In 2017, Austin had the most hate crimes in Texas. However, Austin is now behind cities of the same size in terms of hate crimes despite a small increase in such incidents in 2018, according to the FBI Hate Crime Statistics report. 

Austin reported 19 total hate crimes in 2018, according to the report. Austin Police Department Lt. Jeff Greenwalt said Austin reported 17 in 2017. Of the 2018 hate crimes, 13 were motivated by race/ethnicity, four by sexual orientation, one by disability and one by gender identity. 

“Crime, in general, fluctuates,” Greenwalt said. “It goes up and it goes down, and there’s dozens and dozens of contributing factors that can be associated with that. So it’s not anything that we can take away (or) any specific trend.” 

UT reported no hate crimes on UT property for 2018, according to the 2019 Annual Security and Fire Safety report.


Renee Lafair, regional director of the Anti-Defamation League in Austin, said it is difficult to tell whether hate crimes are actually increasing or decreasing by the number reported.

“On the one hand, there were likely more hate crimes, which is disturbing,” Lafair said. “But on the other hand, it was also an increase in agencies reporting hate crimes, which means there’s an increased awareness around identifying and reporting hate crimes and also indicates an increase in individuals reporting to the police, which is encouraging.”

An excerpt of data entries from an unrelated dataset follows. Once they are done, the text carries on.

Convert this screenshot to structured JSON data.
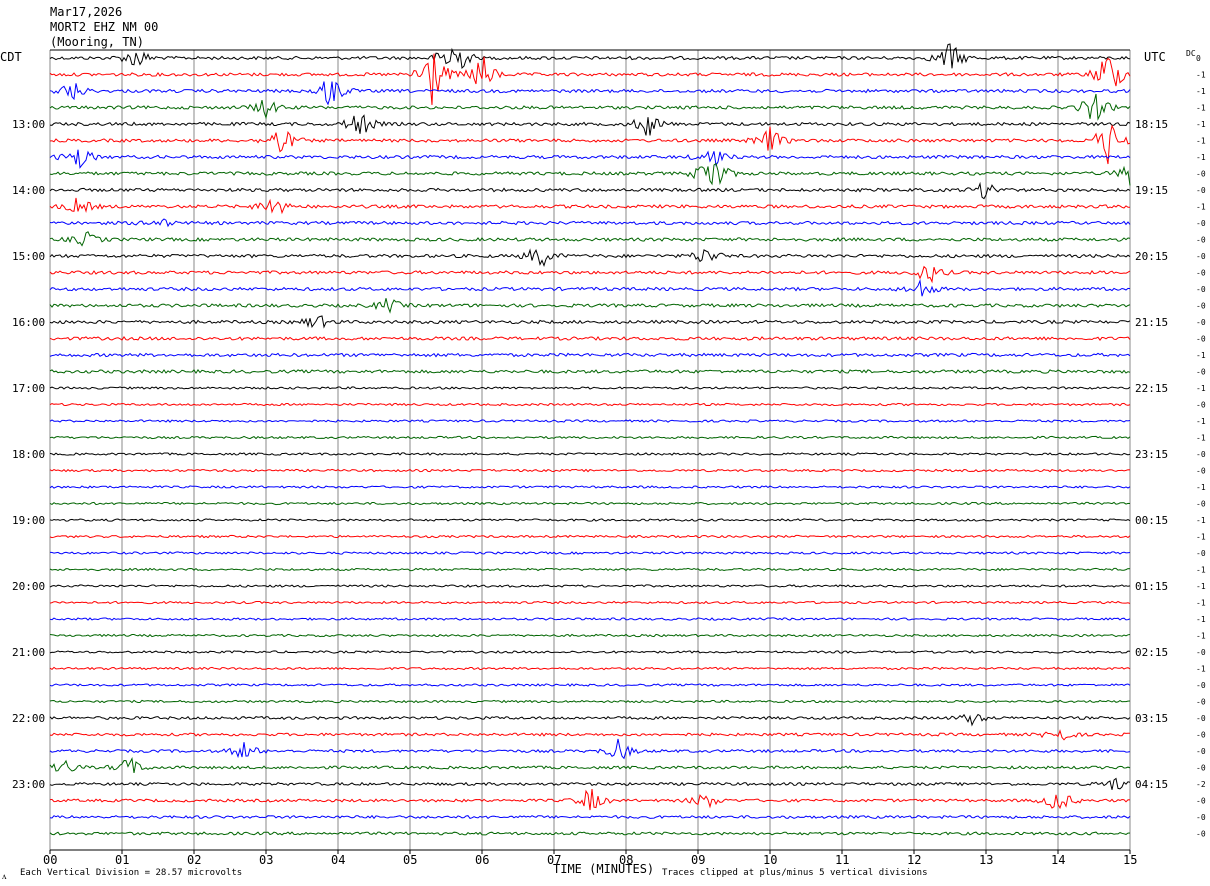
{
  "header": {
    "date": "Mar17,2026",
    "station": "MORT2 EHZ NM 00",
    "location": "(Mooring, TN)"
  },
  "left_axis_title": "CDT",
  "right_axis_title": "UTC",
  "dc_header": "DC",
  "footer": {
    "scale_note": "Each Vertical Division =   28.57 microvolts",
    "x_axis_title": "TIME (MINUTES)",
    "clip_note": "Traces clipped at plus/minus 5 vertical divisions",
    "corner_glyph": "ᴧ"
  },
  "chart_data": {
    "type": "line",
    "subtype": "helicorder",
    "xlabel": "TIME (MINUTES)",
    "x_ticks": [
      "00",
      "01",
      "02",
      "03",
      "04",
      "05",
      "06",
      "07",
      "08",
      "09",
      "10",
      "11",
      "12",
      "13",
      "14",
      "15"
    ],
    "x_range": [
      0,
      15
    ],
    "grid": true,
    "rows_per_hour": 4,
    "row_count": 48,
    "trace_colors": [
      "#000000",
      "#ff0000",
      "#0000ff",
      "#006400"
    ],
    "left_hour_labels": [
      "13:00",
      "14:00",
      "15:00",
      "16:00",
      "17:00",
      "18:00",
      "19:00",
      "20:00",
      "21:00",
      "22:00",
      "23:00"
    ],
    "right_hour_labels": [
      "18:15",
      "19:15",
      "20:15",
      "21:15",
      "22:15",
      "23:15",
      "00:15",
      "01:15",
      "02:15",
      "03:15",
      "04:15"
    ],
    "dc_offsets": [
      "0",
      "-1",
      "-1",
      "-1",
      "-1",
      "-1",
      "-1",
      "-0",
      "-0",
      "-1",
      "-0",
      "-0",
      "-0",
      "-0",
      "-0",
      "-0",
      "-0",
      "-0",
      "-1",
      "-0",
      "-1",
      "-0",
      "-1",
      "-1",
      "-0",
      "-0",
      "-1",
      "-0",
      "-1",
      "-1",
      "-0",
      "-1",
      "-1",
      "-1",
      "-1",
      "-1",
      "-0",
      "-1",
      "-0",
      "-0",
      "-0",
      "-0",
      "-0",
      "-0",
      "-2",
      "-0",
      "-0",
      "-0"
    ],
    "events": [
      {
        "row": 0,
        "minute": 1.2,
        "amp": 12
      },
      {
        "row": 0,
        "minute": 5.6,
        "amp": 30
      },
      {
        "row": 0,
        "minute": 12.5,
        "amp": 18
      },
      {
        "row": 1,
        "minute": 5.3,
        "amp": 40
      },
      {
        "row": 1,
        "minute": 6.0,
        "amp": 22
      },
      {
        "row": 1,
        "minute": 14.7,
        "amp": 30
      },
      {
        "row": 2,
        "minute": 0.3,
        "amp": 12
      },
      {
        "row": 2,
        "minute": 3.9,
        "amp": 20
      },
      {
        "row": 3,
        "minute": 14.5,
        "amp": 18
      },
      {
        "row": 3,
        "minute": 3.0,
        "amp": 10
      },
      {
        "row": 4,
        "minute": 8.3,
        "amp": 14
      },
      {
        "row": 4,
        "minute": 4.3,
        "amp": 16
      },
      {
        "row": 5,
        "minute": 3.2,
        "amp": 18
      },
      {
        "row": 5,
        "minute": 14.7,
        "amp": 26
      },
      {
        "row": 5,
        "minute": 10.0,
        "amp": 14
      },
      {
        "row": 6,
        "minute": 0.4,
        "amp": 14
      },
      {
        "row": 6,
        "minute": 9.2,
        "amp": 12
      },
      {
        "row": 7,
        "minute": 9.2,
        "amp": 30
      },
      {
        "row": 7,
        "minute": 15.0,
        "amp": 12
      },
      {
        "row": 8,
        "minute": 13.0,
        "amp": 10
      },
      {
        "row": 9,
        "minute": 3.1,
        "amp": 14
      },
      {
        "row": 9,
        "minute": 0.4,
        "amp": 10
      },
      {
        "row": 10,
        "minute": 1.5,
        "amp": 6
      },
      {
        "row": 11,
        "minute": 0.5,
        "amp": 8
      },
      {
        "row": 12,
        "minute": 6.8,
        "amp": 14
      },
      {
        "row": 12,
        "minute": 9.1,
        "amp": 10
      },
      {
        "row": 13,
        "minute": 12.2,
        "amp": 12
      },
      {
        "row": 14,
        "minute": 12.1,
        "amp": 10
      },
      {
        "row": 15,
        "minute": 4.7,
        "amp": 8
      },
      {
        "row": 16,
        "minute": 3.7,
        "amp": 9
      },
      {
        "row": 42,
        "minute": 2.7,
        "amp": 10
      },
      {
        "row": 42,
        "minute": 7.9,
        "amp": 12
      },
      {
        "row": 43,
        "minute": 0.2,
        "amp": 8
      },
      {
        "row": 43,
        "minute": 1.1,
        "amp": 12
      },
      {
        "row": 44,
        "minute": 14.8,
        "amp": 8
      },
      {
        "row": 45,
        "minute": 7.5,
        "amp": 14
      },
      {
        "row": 45,
        "minute": 9.1,
        "amp": 10
      },
      {
        "row": 45,
        "minute": 14.0,
        "amp": 14
      },
      {
        "row": 41,
        "minute": 14.0,
        "amp": 10
      },
      {
        "row": 40,
        "minute": 12.8,
        "amp": 7
      }
    ]
  }
}
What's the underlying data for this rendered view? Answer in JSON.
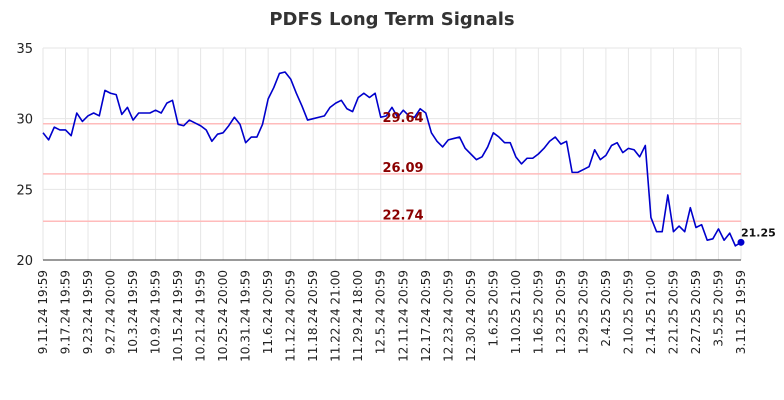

In 2018, Dallas reported 31 total hate crimes, Fort Worth reported 24 and Houston reported 25. Greenwalt said he does not know about other cities’ reporting methods or why their numbers are different. 

Greenwalt said in order for APD to prove a hate crime occurred, it is necessary to prove beyond a reasonable doubt that the victim was selected because of bias or prejudice against a particular group. UTPD Sgt. Robert Land said a nationwide lack of reported hate crimes may be because it is hard to prove bias.

“In police investigations, one of the most difficult things to prove is why something happened,” Land said. “Even if we’re able to get all the facts together about something to figure out exactly how it happened, figuring out why that event happened is usually the most difficult piece.” 

Greenwalt said in 2019, Austin has been trending low with only nine reported hate crimes so far. He said the department has been undertaking efforts to encourage reporting, including participating in the Safe Place initiative, which allows participating local businesses to protect LGBTQ victims of hate crimes and harassment in public.

“When we actually report the crimes and investigate them and hold people accountable, and they see in the news that people are being arrested for these types of crimes … we believe it has a deterrence effect on other people,” Greenwalt said. “We want people in the community to know that we take these crimes very seriously, and they should and can report them to us.”